Le mot « numérique » est l’un des mots les plus branchés dans les organisations, malheureusement ce dernier est généralement utilisé très réductivement. En effet, avoir un site web, avoir un profil Linkedin complet, avoir un super CRM… ce n’est pas s’approprier le concept du numérique, c’est seulement avoir des moyens et des outils pilotés par le numérique.
La stratégie numérique
On s’extasie sur les outils, les plateformes, l’automatisation à tout va. Oui, le numérique a bouleversé les façons de travailler, de centraliser l’information, de générer et d’analyser des données inédites. Mais ces avancées techniques ne sont que la dernière mutation d’une longue histoire, de la roue à la voiture électrique, chaque époque a vu surgir ses outils. Réduire le numérique à une collection d’innovations, c’est passer à côté de sa véritable portée : il impose une nouvelle logique, une façon de penser qui chamboule les repères habituels.
La principale erreur d’une stratégie de marketing numérique
Le marketing digital, trop souvent, se résume à une succession de cases à cocher. Un compte Facebook pour l’entreprise, un soupçon d’Adwords, un zeste de marketing entrant, et voilà, le tour serait joué ? Pas vraiment. Deux approches bien différentes cohabitent, et elles n’ont rien d’anodin :
Voici ce qui distingue une démarche pertinente d’un simple effet de mode :
- Lorsque la stratégie découle d’une analyse rigoureuse des données, d’une volonté d’apprendre en continu, d’une culture de l’expérimentation, alors oui, on peut parler de marketing numérique dans toute sa richesse.
- Mais si l’on se contente d’appliquer sans recul les recettes aperçues chez les autres, en misant tout sur les outils dernier cri sans jamais écouter ses propres clients, on passe à côté du sujet. Copier les pratiques courantes, c’est se condamner à l’indifférenciation. Peut-on vraiment marquer les esprits en suivant la foule, sans jamais chercher à se démarquer ?
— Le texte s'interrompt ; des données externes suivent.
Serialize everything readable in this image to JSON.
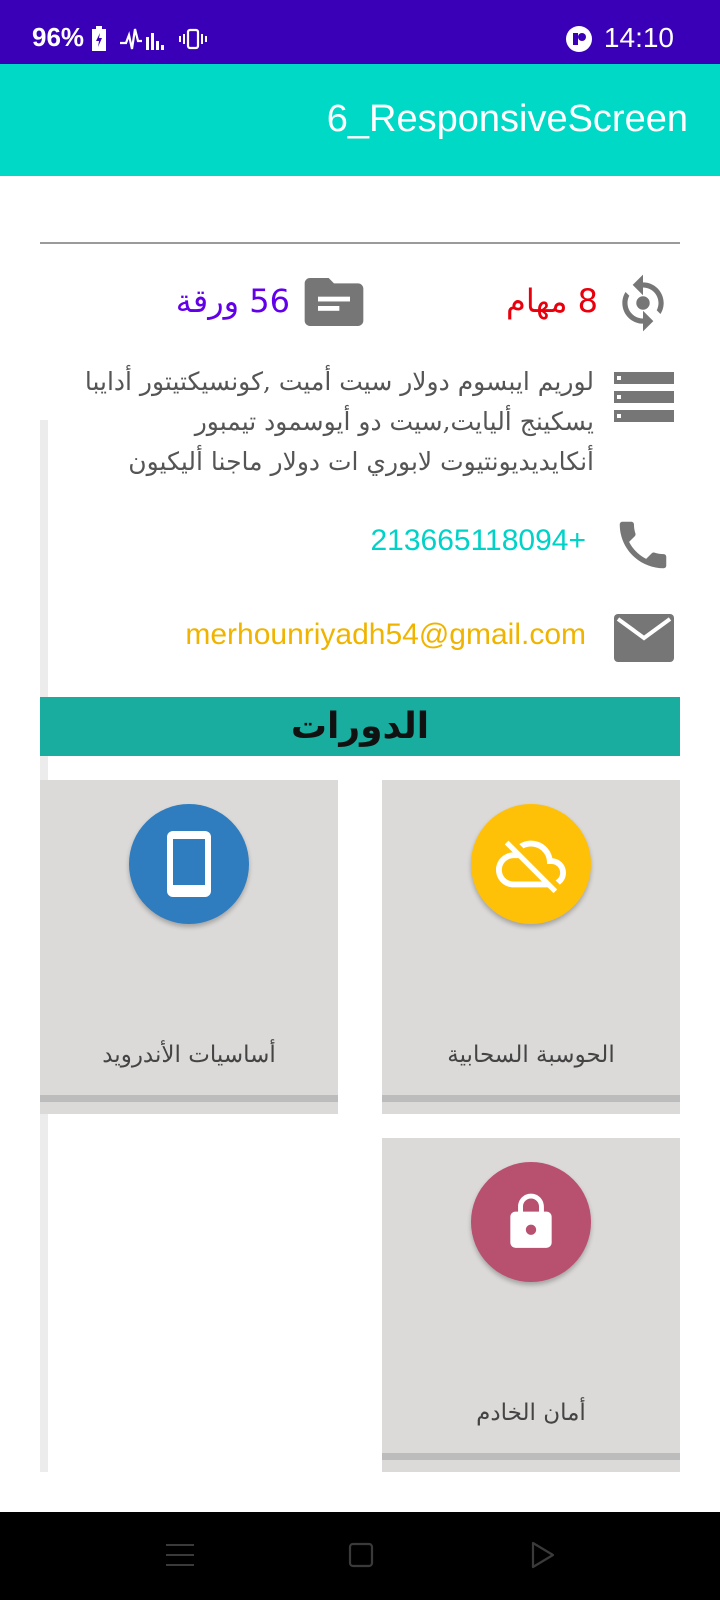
{
  "status_bar": {
    "battery": "96%",
    "time": "14:10"
  },
  "app_bar": {
    "title": "6_ResponsiveScreen"
  },
  "stats": {
    "tasks": "8 مهام",
    "papers": "56 ورقة"
  },
  "description": "لوريم ايبسوم دولار سيت أميت ,كونسيكتيتور أدايبا يسكينج أليايت,سيت دو أيوسمود تيمبور أنكايديديونتيوت لابوري ات دولار ماجنا أليكيون",
  "contact": {
    "phone": "213665118094+",
    "email": "merhounriyadh54@gmail.com"
  },
  "courses": {
    "title": "الدورات",
    "items": [
      {
        "label": "الحوسبة السحابية",
        "icon": "cloud-off-icon",
        "color": "#ffc107"
      },
      {
        "label": "أساسيات الأندرويد",
        "icon": "smartphone-icon",
        "color": "#2f7dbf"
      },
      {
        "label": "أمان الخادم",
        "icon": "lock-icon",
        "color": "#b85070"
      }
    ]
  },
  "colors": {
    "status_bar": "#3a00b8",
    "app_bar": "#00d9c6",
    "courses_header": "#18ad9f",
    "tasks": "#e8000c",
    "papers": "#6200ea",
    "phone": "#00d2c8",
    "email": "#f0b400"
  }
}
Avant de travailler sur la réputation, vous devez travailler sur la confiance et la reconnaissance
La confiance et la reconnaissance : voilà le véritable baromètre de la réussite d’une entreprise. Un client satisfait, ce n’est pas seulement une ligne de plus au chiffre d’affaires, c’est un partenaire qui revient, qui recommande, qui s’engage même parfois dans la durée. À rebours d’un marketing qui considère le prospect comme une simple source de revenus, le Care Hacking replace l’humain au centre, dès le premier contact.
Cultiver une relation sincère, généreuse, disponible, c’est tout sauf accessoire. Un exemple qui saute aux yeux : le commerçant de quartier qui connaît ses clients, les conseille, prend le temps d’un mot, d’une attention. On y retourne pour cela, pas forcément pour le prix ou la gamme. À quelques mètres, un concurrent vend les mêmes produits, parfois mieux ou moins cher, mais l’expérience n’est pas la même. L’un construit une fidélité, l’autre reste invisible.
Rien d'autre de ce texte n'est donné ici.